Juliet se estaba riendo cuando cayeron sobre la cama. A Carlo le gustaba verla así. Libre, alegre, llena de entusiasmo. Igual que le gustaba cuando se mostraba más fría y enigmática. Podía disfrutar de ella de cien maneras distintas porque Juliet no era siempre la misma mujer. Y, sin embargo, lo era.

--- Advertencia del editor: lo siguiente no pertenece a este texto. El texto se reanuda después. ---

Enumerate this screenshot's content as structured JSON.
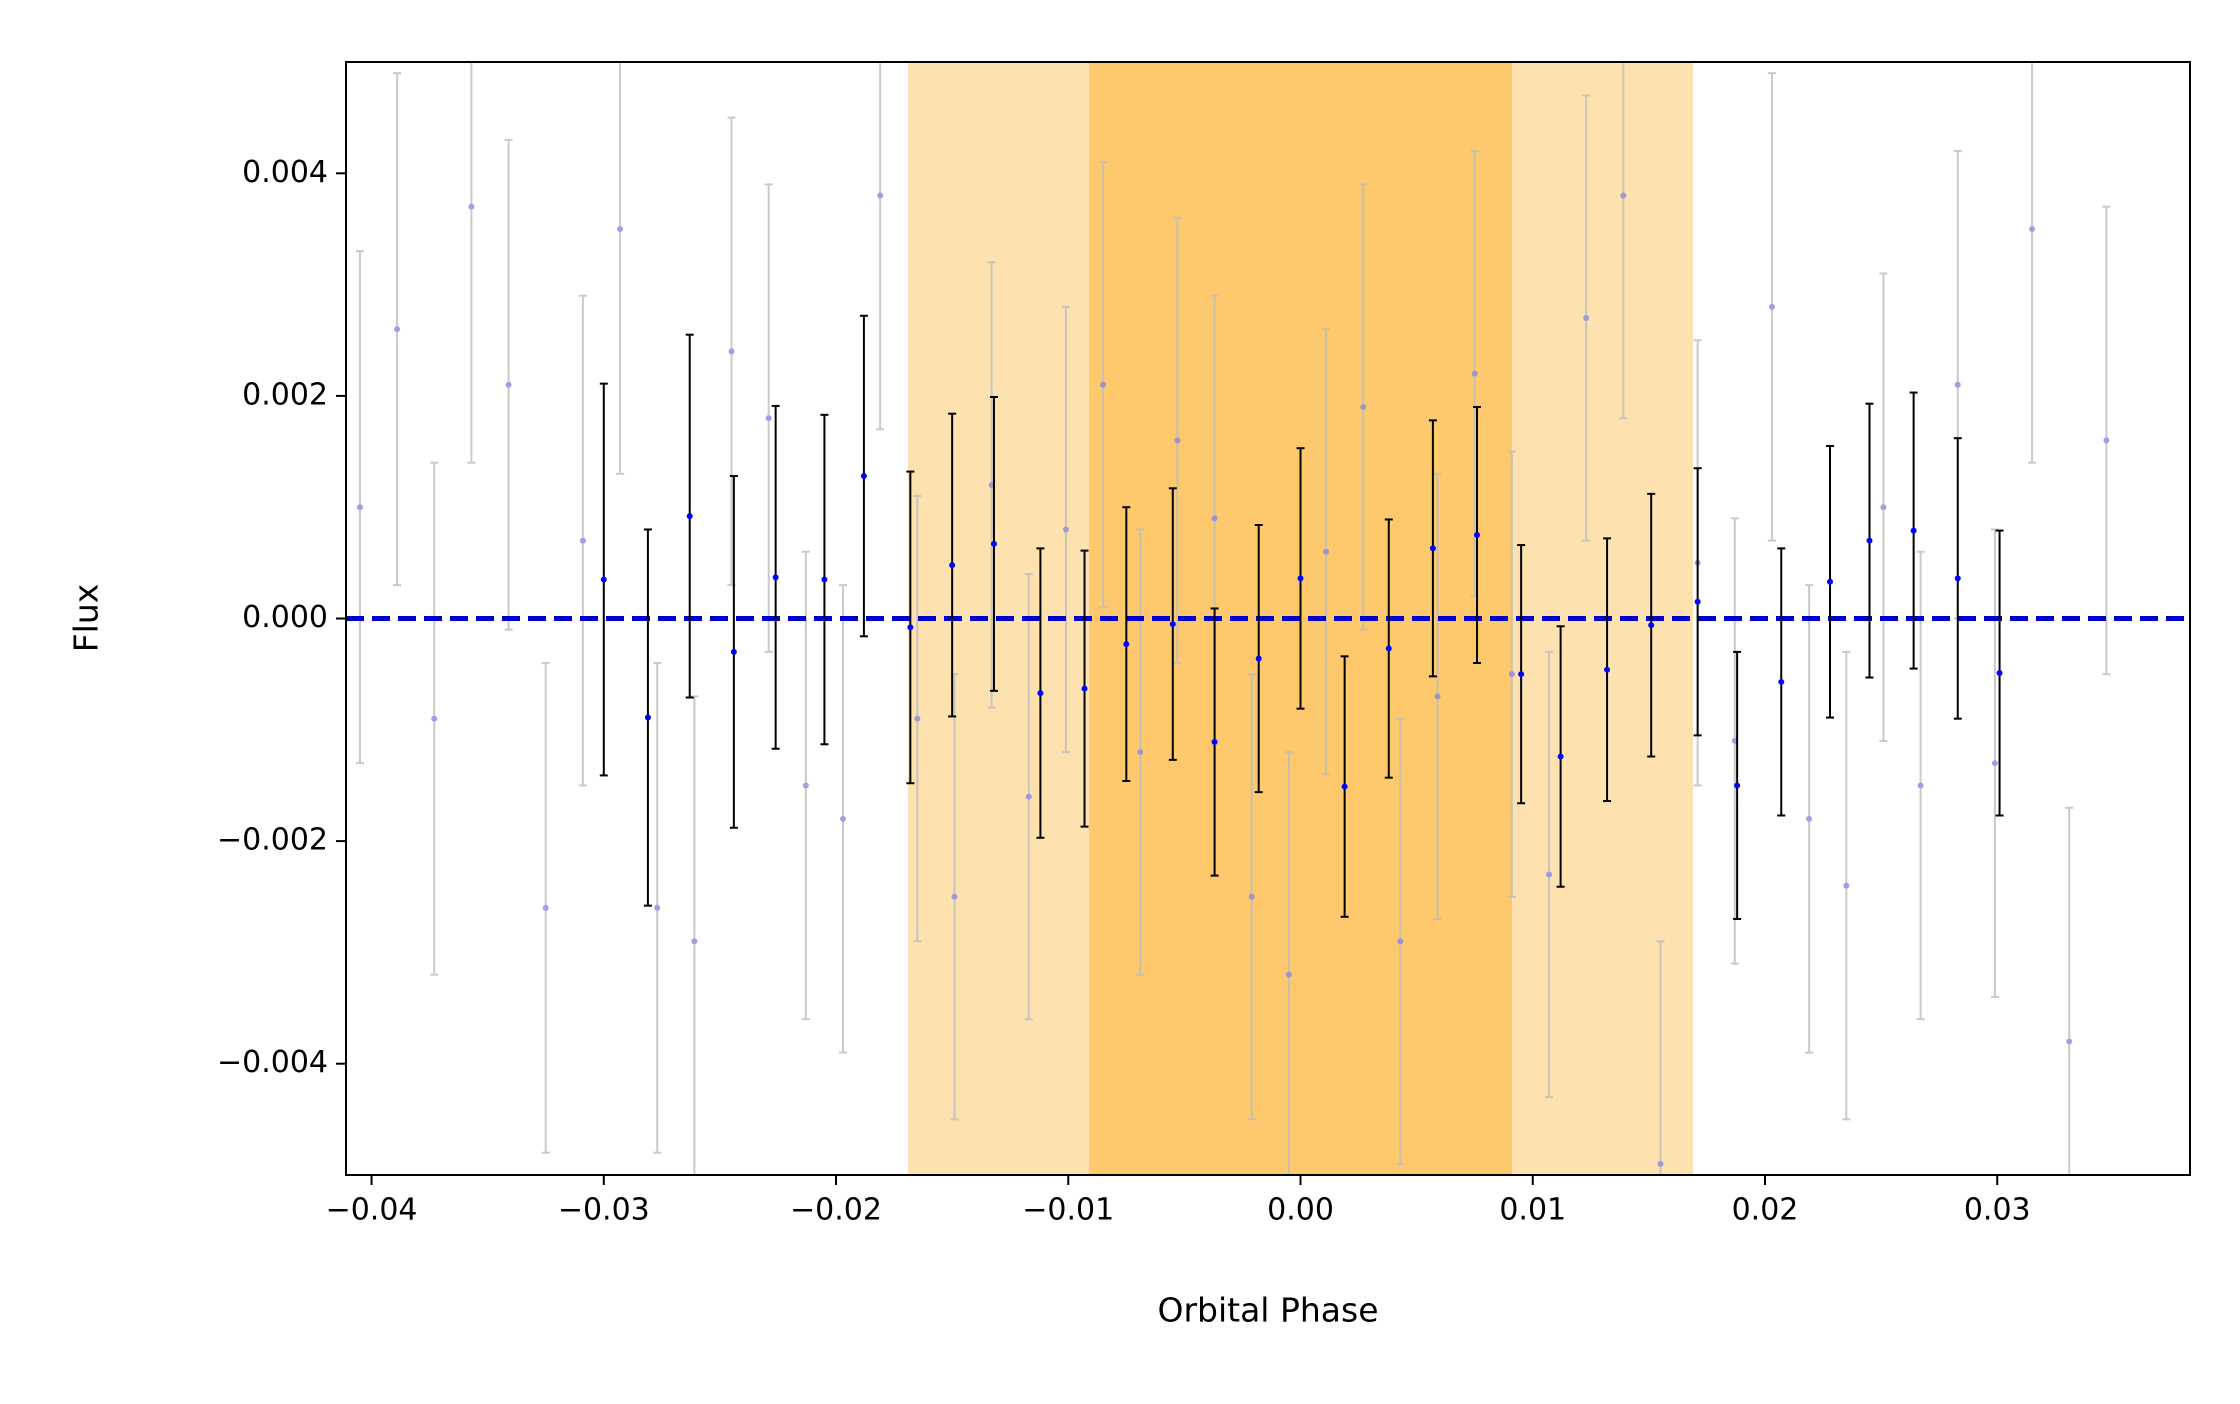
{
  "chart_data": {
    "type": "errorbar",
    "xlabel": "Orbital Phase",
    "ylabel": "Flux",
    "xlim": [
      -0.0411,
      0.0383
    ],
    "ylim": [
      -0.005,
      0.005
    ],
    "xticks": [
      {
        "value": -0.04,
        "label": "−0.04"
      },
      {
        "value": -0.03,
        "label": "−0.03"
      },
      {
        "value": -0.02,
        "label": "−0.02"
      },
      {
        "value": -0.01,
        "label": "−0.01"
      },
      {
        "value": 0,
        "label": "0.00"
      },
      0.01,
      0.02,
      0.03
    ],
    "yticks": [
      {
        "value": -0.004,
        "label": "−0.004"
      },
      {
        "value": -0.002,
        "label": "−0.002"
      },
      {
        "value": 0,
        "label": "0.000"
      },
      0.002,
      0.004
    ],
    "spans": [
      {
        "start": -0.0169,
        "end": 0.0169,
        "color": "#fde2b0"
      },
      {
        "start": -0.0091,
        "end": 0.0091,
        "color": "#fec96c"
      }
    ],
    "hline": {
      "value": 0,
      "color": "#0000cc"
    },
    "series": [
      {
        "color": "#8888e0",
        "ecolor": "#bdbdbd",
        "x": [
          -0.0405,
          -0.0389,
          -0.0373,
          -0.0357,
          -0.0341,
          -0.0325,
          -0.0309,
          -0.0293,
          -0.0277,
          -0.0261,
          -0.0245,
          -0.0229,
          -0.0213,
          -0.0197,
          -0.0181,
          -0.0165,
          -0.0149,
          -0.0133,
          -0.0117,
          -0.0101,
          -0.0085,
          -0.0069,
          -0.0053,
          -0.0037,
          -0.0021,
          -0.0005,
          0.0011,
          0.0027,
          0.0043,
          0.0059,
          0.0075,
          0.0091,
          0.0107,
          0.0123,
          0.0139,
          0.0155,
          0.0171,
          0.0187,
          0.0203,
          0.0219,
          0.0235,
          0.0251,
          0.0267,
          0.0283,
          0.0299,
          0.0315,
          0.0331,
          0.0347
        ],
        "values": [
          0.001,
          0.0026,
          -0.0009,
          0.0037,
          0.0021,
          -0.0026,
          0.0007,
          0.0035,
          -0.0026,
          -0.0029,
          0.0024,
          0.0018,
          -0.0015,
          -0.0018,
          0.0038,
          -0.0009,
          -0.0025,
          0.0012,
          -0.0016,
          0.0008,
          0.0021,
          -0.0012,
          0.0016,
          0.0009,
          -0.0025,
          -0.0032,
          0.0006,
          0.0019,
          -0.0029,
          -0.0007,
          0.0022,
          -0.0005,
          -0.0023,
          0.0027,
          0.0038,
          -0.0049,
          0.0005,
          -0.0011,
          0.0028,
          -0.0018,
          -0.0024,
          0.001,
          -0.0015,
          0.0021,
          -0.0013,
          0.0035,
          -0.0038,
          0.0016
        ],
        "errors": [
          0.0023,
          0.0023,
          0.0023,
          0.0023,
          0.0022,
          0.0022,
          0.0022,
          0.0022,
          0.0022,
          0.0022,
          0.0021,
          0.0021,
          0.0021,
          0.0021,
          0.0021,
          0.002,
          0.002,
          0.002,
          0.002,
          0.002,
          0.002,
          0.002,
          0.002,
          0.002,
          0.002,
          0.002,
          0.002,
          0.002,
          0.002,
          0.002,
          0.002,
          0.002,
          0.002,
          0.002,
          0.002,
          0.002,
          0.002,
          0.002,
          0.0021,
          0.0021,
          0.0021,
          0.0021,
          0.0021,
          0.0021,
          0.0021,
          0.0021,
          0.0021,
          0.0021
        ]
      },
      {
        "color": "#0000ff",
        "ecolor": "#000000",
        "x": [
          -0.03,
          -0.0281,
          -0.0263,
          -0.0244,
          -0.0226,
          -0.0205,
          -0.0188,
          -0.0168,
          -0.015,
          -0.0132,
          -0.0112,
          -0.0093,
          -0.0075,
          -0.0055,
          -0.0037,
          -0.0018,
          0.0,
          0.0019,
          0.0038,
          0.0057,
          0.0076,
          0.0095,
          0.0112,
          0.0132,
          0.0151,
          0.0171,
          0.0188,
          0.0207,
          0.0228,
          0.0245,
          0.0264,
          0.0283,
          0.0301
        ],
        "values": [
          0.00035,
          -0.00089,
          0.00092,
          -0.0003,
          0.00037,
          0.00035,
          0.00128,
          -8e-05,
          0.00048,
          0.00067,
          -0.00067,
          -0.00063,
          -0.00023,
          -5e-05,
          -0.00111,
          -0.00036,
          0.00036,
          -0.00151,
          -0.00027,
          0.00063,
          0.00075,
          -0.0005,
          -0.00124,
          -0.00046,
          -6e-05,
          0.00015,
          -0.0015,
          -0.00057,
          0.00033,
          0.0007,
          0.00079,
          0.00036,
          -0.00049
        ],
        "errors": [
          0.00176,
          0.00169,
          0.00163,
          0.00158,
          0.00154,
          0.00148,
          0.00144,
          0.0014,
          0.00136,
          0.00132,
          0.0013,
          0.00124,
          0.00123,
          0.00122,
          0.0012,
          0.0012,
          0.00117,
          0.00117,
          0.00116,
          0.00115,
          0.00115,
          0.00116,
          0.00117,
          0.00118,
          0.00118,
          0.0012,
          0.0012,
          0.0012,
          0.00122,
          0.00123,
          0.00124,
          0.00126,
          0.00128
        ]
      }
    ]
  }
}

Suave, como en ese momento. Cálida allí donde la tocaba, lujuriosa donde probaba su sabor. Podía ser sumisa un instante y agresiva al siguiente, y él nunca se cansaba de aquellos vaivenes. Hicieron el amor entre risas. Carlo sabía que aquello era precioso y raro. Aquel regocijo que yacía por debajo no apagó el fuego ni siquiera cuando la pasión se apoderó de ellos. Juliet le dio más en un momento de lo que Carlo había creído que encontraría jamás en una mujer.

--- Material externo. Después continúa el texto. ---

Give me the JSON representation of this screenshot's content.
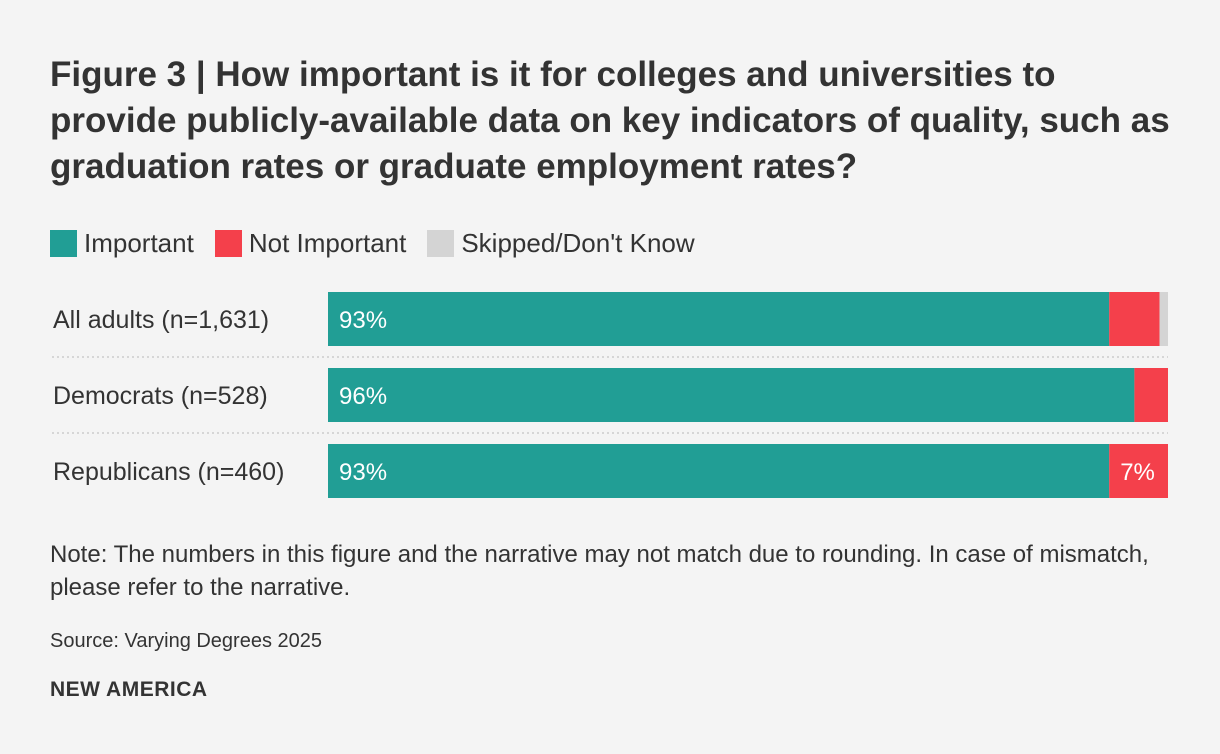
{
  "chart_data": {
    "type": "bar",
    "orientation": "horizontal",
    "stacked": true,
    "title": "Figure 3 | How important is it for colleges and universities to provide publicly-available data on key indicators of quality, such as graduation rates or graduate employment rates?",
    "categories": [
      "All adults (n=1,631)",
      "Democrats (n=528)",
      "Republicans (n=460)"
    ],
    "series": [
      {
        "name": "Important",
        "color": "#219e95",
        "values": [
          93,
          96,
          93
        ],
        "labels": [
          "93%",
          "96%",
          "93%"
        ]
      },
      {
        "name": "Not Important",
        "color": "#f4404b",
        "values": [
          6,
          4,
          7
        ],
        "labels": [
          "",
          "",
          "7%"
        ]
      },
      {
        "name": "Skipped/Don't Know",
        "color": "#d4d4d4",
        "values": [
          1,
          0,
          0
        ],
        "labels": [
          "",
          "",
          ""
        ]
      }
    ],
    "xlim": [
      0,
      100
    ],
    "xlabel": "",
    "ylabel": "",
    "legend_position": "top-left"
  },
  "note": "Note: The numbers in this figure and the narrative may not match due to rounding. In case of mismatch, please refer to the narrative.",
  "source": "Source: Varying Degrees 2025",
  "brand": "NEW AMERICA",
  "colors": {
    "background": "#f4f4f4",
    "text": "#333333",
    "label_on_bar": "#ffffff",
    "divider": "#cccccc"
  }
}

Ella no sospechaba que pudiera ser así: alegre, ardiente, feliz, desesperada. Había tantas cosas que no sabía… Cada vez que Carlo la tocaba sentía algo nuevo, a pesar de que tenía la impresión de que lo único que conocía eran sus caricias. Carlo la hacía sentirse fresca y deseable, salvaje y suplicante a la vez. En el espacio de unos minutos, podía suscitar en ella una intensa sensación de alborozo y una frenética excitación. Cuanto más le daba él, más fácil le resultaba a ella entregarse. Aún no era consciente, igual que él, de que cada vez que hacían el amor su intimidad se hacía más profunda. Estaba cobrando una fuerza y un peso que una simple separación no podría romper. Tal vez, si lo hubieran sabido, habrían intentado impedirlo.

Pero, en lugar de hacerlo, pasaron la mañana amándose con el brío de la juventud y la hondura de lo ya conocido.